The experiments conducted for evaluating MindSearch focus on two main types of Question Answering (QA) tasks:

  • Open-Set QA: This tests the model’s subjective capabilities. MindSearch excelled in terms of depth and breadth, but faced challenges with factual accuracy. This could be due to processing too much information, which might distract the model from the core problem.
  • Close-Set QA: This tests the model’s objective capabilities on specific QA datasets like Bamboogle and Musique. MindSearch significantly outperformed LLMs that didn’t use a search engine or simply treated it as a tool. The improvement was even more significant when using an open-source LLM compared to a closed-source one.

The following figure illustrates human preferences for responses generated by MindSearch, Perplexity.ai (Pro), and ChatGPT-Web on open-set QA tasks. These results are based on 100 real-world questions crafted by humans and evaluated by 5 experts.

Subjective evaluation results judged by human experts on open-set QA questions (source: paper)

MindSearch outperforms Perplexity.ai Pro and ChatGPT-Web in terms of depth, breadth, and accuracy (factuality).

How to use it

Visit the repository and follow the “⚽️ Build Your Own MindSearch” section. There are 3 steps:

  1. Clone the repository and install the dependencies.
  2. Start the FastAPI server.
  3. Run one of the frontends: React, Gradio, or Streamlit (the React one doesn’t work for us currently).
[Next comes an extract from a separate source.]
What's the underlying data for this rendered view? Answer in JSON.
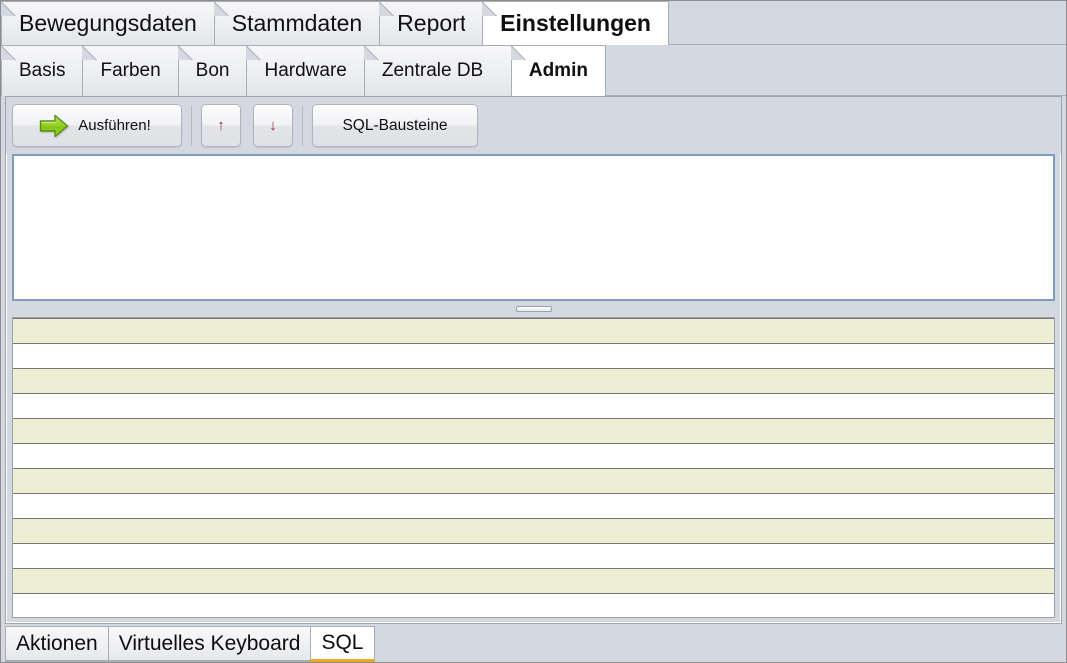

When running the server at step 2, you can choose an LLM, for example InternLM2.5-7b-chat (default, optimized for Chinese) or GPT4 (you need an API key). You can also choose the search engine, between DuckDuckGo (default), Bing, Brave, Google (most require an API key).

You can also try it online on HuggingFace. The official one doesn’t seem to work currently, but there are some unofficial Spaces for MindSearch.

Conclusion

MindSearch represents a groundbreaking advancement in AI-driven search technologies. By mimicking the cognitive processes of the human mind, it offers a sophisticated and efficient approach to information retrieval. The multi-agent system, dynamic reasoning paths, and open-source nature make MindSearch a valuable tool for addressing complex queries and integrating extensive information.

MindSearch enhances the capabilities of LLMs and provides accurate, efficient, and scalable solutions, setting a new benchmark for the future of AI-driven search engines.